Ernest Stobbs is just one man, but he makes a serious shirt. From Tuvalu’s evocative, traditional national shirt sported at the almost-international CONIFA 2018 tournament in London, to the current international rugby shirts of Serbia, Uganda and Kazakhstan, Stobbs and his newly-constructed Stingz Sportswear brand have gone global since he started out making shirts for his local club team in Devon.
“I have links to manufacturing, so I could do it quite easily. I came up with a design for my team, got it professionally rendered, and as soon as it came through I fell in love with it,” Stobbs says of his first design. “It was for my team Farway United. I thought, I wonder how far I can push it.”
“I’m connected with a global fashion brand called Giordano, who I do brand ambassador and consulting work for, and they decided the best way to market a product was probably sports sponsorship. So we sat down and came up with a two pronged attack, approaching teams with a combination of a sponsorship package and a shirt manufacturer.”
“We got involved with CONIFA and the 2018 World Football Cup, after I heard Paul Watson [former CONIFA executive member] talking on TalkSport. I was so disillusioned with FIFA and the world governing bodies and all the money, and they stood for so much more, for community and for football for people in countries that aren’t recognised.”
“If you look at the shirts,” Stobbs says, “you’ll see our unique selling point is really in the detail. They all really reference the culture and the landmarks of where they come from, and I put a lot of time into making sure we get that right. It sounds cheesy, but it’s for the people. The shirts represent history, heritage and people.”
It is clear that the detail is at the heart of what Stobbs does, and it really shines through. From the aforementioned Tuvalu shirts – which manage to simultaneously look like smart and unique football tops and references to a tropical island paradise – to limited-time NHS tribute shirts produced at the start of the corona lockdown, his shirts are crammed with soul.
A couple that stand out include Beer Albion, a light blue vertically striped effort with drawstrings designed into the neckline, and The Kernow ‘national’ kit, for the Cornish CONIFA team, which uses Cornish colours of black, white and a hint of gold together with a faded outline of local landmark St Micheal’s Mount. The experience connects Stobbs with all kinds of places culturally. He’s originally from Newcastle (and a big Newcastle United fan), but clearly thinks globally.
“I needed to make myself stand out,” Stobbs said. “I work with teams where I think it can be exciting and add value. That can be quite difficult, especially for local clubs.”

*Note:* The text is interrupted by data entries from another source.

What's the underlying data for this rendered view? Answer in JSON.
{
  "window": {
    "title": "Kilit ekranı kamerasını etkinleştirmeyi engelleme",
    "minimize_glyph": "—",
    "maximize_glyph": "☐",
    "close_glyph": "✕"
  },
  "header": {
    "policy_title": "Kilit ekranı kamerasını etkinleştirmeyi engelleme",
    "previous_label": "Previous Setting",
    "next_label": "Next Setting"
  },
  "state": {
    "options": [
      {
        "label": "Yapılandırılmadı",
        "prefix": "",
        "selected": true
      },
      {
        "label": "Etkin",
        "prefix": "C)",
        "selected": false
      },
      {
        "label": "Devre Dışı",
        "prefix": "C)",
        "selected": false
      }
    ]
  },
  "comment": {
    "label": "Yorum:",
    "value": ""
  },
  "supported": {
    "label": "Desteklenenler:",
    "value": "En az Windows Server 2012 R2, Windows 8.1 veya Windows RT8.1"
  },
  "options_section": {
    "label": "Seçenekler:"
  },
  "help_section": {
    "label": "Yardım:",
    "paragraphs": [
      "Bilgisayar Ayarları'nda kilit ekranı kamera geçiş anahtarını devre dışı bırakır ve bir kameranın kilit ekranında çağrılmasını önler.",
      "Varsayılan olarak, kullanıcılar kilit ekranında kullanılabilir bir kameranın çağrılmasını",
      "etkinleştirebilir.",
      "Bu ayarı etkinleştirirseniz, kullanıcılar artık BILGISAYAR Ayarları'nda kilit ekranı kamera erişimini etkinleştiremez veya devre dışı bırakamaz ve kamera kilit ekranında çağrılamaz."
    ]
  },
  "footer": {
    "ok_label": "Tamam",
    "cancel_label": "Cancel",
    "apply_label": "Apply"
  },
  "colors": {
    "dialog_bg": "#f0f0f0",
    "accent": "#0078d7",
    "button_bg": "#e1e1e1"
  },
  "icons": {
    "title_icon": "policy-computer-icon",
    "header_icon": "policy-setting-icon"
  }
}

“I want people to buy into what it’s about, not just buy a football shirt to wear on the terrace. I spend a lot of time researching on the internet, looking at tribal patterns from Uganda and things like that. My research needs to be bang on. I always ask about landmarks, and so on. But nine times out of ten, it’s not used because it’s too cliched. There needs to be thought to it. You can’t put Guinness or a Shamrock on an Irish shirt, for example, and expect to stand out.”
“Tamil Eelam are coming on board very soon, and the designs are fantastic. Each one I do is my new favourite, really, until we do something else. I hope it will sell in Sri Lanka and London and so on, as it really connects the team to the region and the place.”
Sales remain something of an interesting area, especially with increasing interest from collectors. “We’ve put a lot of our stuff on Classic Football Shirts, but not all of it. Some of our teams want all the sales themselves, understandably, as it’s their only revenue driver. Teams like Kernow. I work with them on that. Going forward things might change, but at the moment it’s easier to sell rugby shirts ourselves, as there’s no equivalent to Classic Football Shirts.”
“The online shop launched now, on a pre-order basis (so it’s bespoke, made to measure stuff). That does mean a bit of a wait, all the orders are made at the end of each month, not when they come in. But it does mean we can put names, numbers and things like that. I want to be approachable, personable, and to be able to do things at high quality and a little bit differently. Eventually, for football shirts, the online shop will come.”